Tina Keane born 1948 Faded Wallpaper 1986

Tina Keane’s Faded Wallpaper was developed between 1986 and 1988 and took different forms during this period. This iteration, shown on three consecutive days in the newly opened Clore Studio at Tate in 1987, combined live performance with film footage and a recorded audio track to create a semi-immersive, multi-media work. Originally an installation, shown at the Serpentine Gallery in London in 1986, Keane performed the work at Tate Gallery in a combined programme with Richard Layzell, referred to in the Friends of Tate’s press release as ‘Performance Art’.1 After this event in 1987, a video-only version of the piece was produced, and has become the long-term version of the work. Based loosely on the 1890 novella The Yellow Wallpaper by Charlotte Perkins Gilman, Keane’s work also drew from texts by other prominent, creative women – such as Marion Milner’s On Not Being Able to Paint 1950 – as a means of exploring the nature of female identity, creativity, madness, and representation.

Keane’s work lasted forty minutes and involved her performing in synch with a number of video projections. The performance space was defined by a large central video projection, flanked by four projected pillars. Around the rest of the stage-area were four smaller video monitors and a bench, which was positioned facing towards the central projection. Initially sitting on the bench, looking at the projected video ­– which included images of women’s faces and hands, and the central symbol of the yellow, patterned wallpaper – Keane remained transfixed by the images as they began to change in front of her, emerging and then subsiding as if decaying. Periodically the images, which were distorted and unfocused, were ‘torn’ away by hands, revealing a layering of images of women – some body building, some synchronised swimming – fading in and out of the central wallpaper image. Many of these images had an abstract, or surreal quality about them, with faces being inverted and blurred, or projected upside down, and intersecting, cut clips feeding rapidly into one another. Keane experimented with video technology to find ways to create the effect of the images layering and merging into one another. The appearance of each new image, intercut with footage of women’s hands peeling and tearing, was to remove the wall paper, to work constantly at removing that which obscured the completeness of the images.

An audio track accompanied this process. Featuring excerpts from Perkin-Gilman’s story and aspects of Milner’s psychoanalytic text, the soundtrack also featured music at rhythmic odds with the images presented, adding to the sensory overload of the audience already confronted with a deluge of images. By contrast Keane’s performance was controlled and minimal. Mostly she focused on the central image, occasionally rising from the bench and moving closer to the screen, as if attempting to touch the wallpaper, or else adjusting the size of the image shown by manipulating the projector. At the crescendo of the images and sound she lay on the stage, with her back to the audience, as if overcome by fatigue or inertia.

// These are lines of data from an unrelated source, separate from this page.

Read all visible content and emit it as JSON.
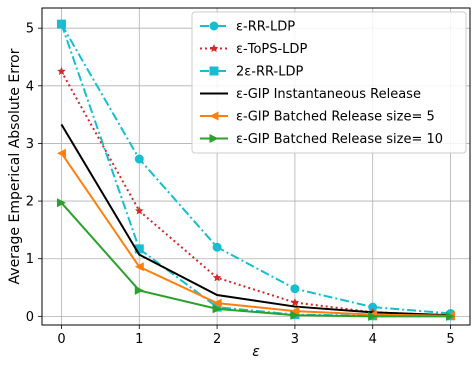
{
  "chart_data": {
    "type": "line",
    "title": "",
    "xlabel": "ε",
    "ylabel": "Average Emperical Absolute Error",
    "xlim": [
      -0.25,
      5.25
    ],
    "ylim": [
      -0.15,
      5.35
    ],
    "x_ticks": [
      0,
      1,
      2,
      3,
      4,
      5
    ],
    "y_ticks": [
      0,
      1,
      2,
      3,
      4,
      5
    ],
    "grid": true,
    "legend_position": "top-right",
    "x": [
      0,
      1,
      2,
      3,
      4,
      5
    ],
    "series": [
      {
        "name": "ε-RR-LDP",
        "values": [
          5.07,
          2.73,
          1.2,
          0.48,
          0.16,
          0.05
        ],
        "color": "#17becf",
        "dash": "9,3,2,3",
        "marker": "circle"
      },
      {
        "name": "ε-ToPS-LDP",
        "values": [
          4.25,
          1.83,
          0.67,
          0.24,
          0.07,
          0.02
        ],
        "color": "#d62728",
        "dash": "2,3",
        "marker": "star"
      },
      {
        "name": "2ε-RR-LDP",
        "values": [
          5.07,
          1.17,
          0.16,
          0.03,
          0.01,
          0.01
        ],
        "color": "#17becf",
        "dash": "9,3,2,3",
        "marker": "square"
      },
      {
        "name": "ε-GIP Instantaneous Release",
        "values": [
          3.33,
          1.07,
          0.37,
          0.17,
          0.07,
          0.02
        ],
        "color": "#000000",
        "dash": "",
        "marker": "none"
      },
      {
        "name": "ε-GIP Batched Release size= 5",
        "values": [
          2.83,
          0.86,
          0.23,
          0.09,
          0.03,
          0.01
        ],
        "color": "#ff7f0e",
        "dash": "",
        "marker": "triangle-left"
      },
      {
        "name": "ε-GIP Batched Release size= 10",
        "values": [
          1.97,
          0.45,
          0.13,
          0.02,
          0.0,
          0.0
        ],
        "color": "#2ca02c",
        "dash": "",
        "marker": "triangle-right"
      }
    ]
  }
}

Concerned with the representation of women, creativity, madness, identity and self-discovery, in Faded Wallpaper Keane explored these issues through an immersive experience comparable to the psychological episode narrated in Perkin-Gilman’s novella. The visual and aural elements of the work created an onslaught of images and voices which, rather than exposing a clear narrative, intersected creating an overwhelming experience, simulating the loss of identity, and the struggle to recapture the self. While the footage of the peeling wallpaper and the text played over the audio track directly related to the story, Keane’s slow, minimal movements represented something quite different. It showed up a sense of creative paralysis in the onslaught of images of women circulating through the video.

Although Keane was captivated by the surreal and absurd images that flashed before her, she was powerless to remove the wallpaper and uncover the final, complete image. The most she could do was reach out to the screen, or adjust the size of the image, manipulating what was there, but never creating anything new. Rather than addressing her audience face-on, she deliberately positioned herself in alignment with them, facing the projection, reinforcing their own position of powerlessness against what played out in front of them. The performance, then, did not just depend on the interaction between performer and video, but relied on the immersive experience shared by the performer and the audience, created by the intersection of video, audio and live body within the shared multi-media space.